On claimant’s case, it was alleged that there were inconsistencies between Rawleigh’s deposition and trial testimony. His deposition testimony included the following: “I went behind Jason to execute a one-man takedown.” But then Rawleigh said later in the deposition:
[I]t wasn’t planned for me to go down. I just wanted to hold him in place. For some reason or the other, I don’t know if we tripped or slipped. We started to go down. I don’t know if my feet slipped over his, his tripped over mine, but we fell down.

He then explained that “a one-man takedown is when I, the staff, reach behind and hold the client. I can stop there, or if the client is being aggressive and doesn’t stop, I can proceed to take him down.” Rawleigh contended that things happened so quickly he “didn’t have time to make a choice,” adding that with a one-man takedown, the intended result is for the client to end up on the ground, but on his side - - the therapy aide would not be on top.
Rawleigh, as of July 2002, had been employed by the Office of Mental Health for five years. Previously he had been employed with the Office of Mental Rehabilitation and Developmental Disabilities, but transferred to OMH so as to work at a facility closer to home. To make the transfer and change jobs from a disability aide to a MHTA, he took an examination, on which he achieved the maximum score. Rawleigh was trained to handle potential and actual physical altercations: how to prevent fights and stop clients from hurting themselves, other clients or staff.

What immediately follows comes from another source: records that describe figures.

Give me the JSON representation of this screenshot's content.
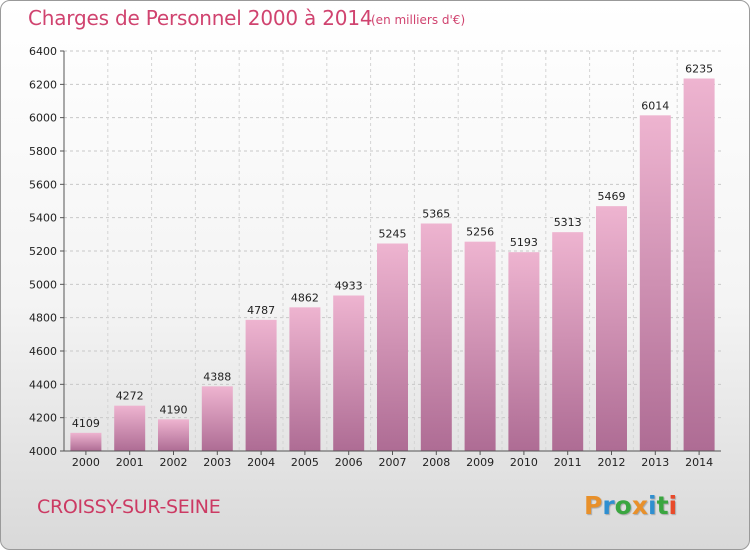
{
  "title": "Charges de Personnel 2000 à 2014",
  "subtitle": "(en milliers d'€)",
  "footer": {
    "city": "CROISSY-SUR-SEINE",
    "logo_letters": [
      "P",
      "r",
      "o",
      "x",
      "i",
      "t",
      "i"
    ],
    "logo_colors": [
      "#e8902a",
      "#2f8fd0",
      "#3aa640",
      "#e8902a",
      "#2f8fd0",
      "#3aa640",
      "#e84a2a"
    ]
  },
  "colors": {
    "bar_light": "#eeb4d0",
    "bar_dark": "#ae6c94",
    "text_accent": "#d0436f"
  },
  "chart_data": {
    "type": "bar",
    "categories": [
      "2000",
      "2001",
      "2002",
      "2003",
      "2004",
      "2005",
      "2006",
      "2007",
      "2008",
      "2009",
      "2010",
      "2011",
      "2012",
      "2013",
      "2014"
    ],
    "values": [
      4109,
      4272,
      4190,
      4388,
      4787,
      4862,
      4933,
      5245,
      5365,
      5256,
      5193,
      5313,
      5469,
      6014,
      6235
    ],
    "ylim": [
      4000,
      6400
    ],
    "yticks": [
      4000,
      4200,
      4400,
      4600,
      4800,
      5000,
      5200,
      5400,
      5600,
      5800,
      6000,
      6200,
      6400
    ],
    "grid": true,
    "xlabel": "",
    "ylabel": ""
  }
}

He indicated that therapy aides were trained to initially verbally placate a client who looked as if he was becoming aggressive.
Rawleigh’s demeanor on the stand was relaxed, even placid; he was not defensive about his testimony or what happened the day of the incident. As is evident from the excerpts above from his testimony, including the deposition, he was honest in recognizing that he did not quite understand how the incident evolved as it did.
At the time of trial, Jason was days short of his seventeenth birthday, but neither that fact nor his treatment at an OMH facility implicated his credibility. However, the burden is on a claimant to prove his case by a fair preponderance of the credible evidence, which of course means that if the two versions are of equal weight, claimant cannot prevail. We heard only the two witnesses and there were no exhibits; claimant’s version of events was certainly no more worthy of belief than Rawleigh’s.
Moreover, claimant failed to submit any rules, regulations, or other authority governing the accepted procedures in this kind of encounter against which Rawleigh’s acts or omissions could be measured. Compare Patrick v State of New York, 11 Misc 3d 296, 806 NYS2d 849 (Ct Cl 2005) and Lewis v State of New York, 223 AD2d 800, 636 NYS2d 165 (3d Dept 1996).
In view of the foregoing, the claim of Jason Santana and, derivatively, that of his mother Elizabeth Cruz, is dismissed.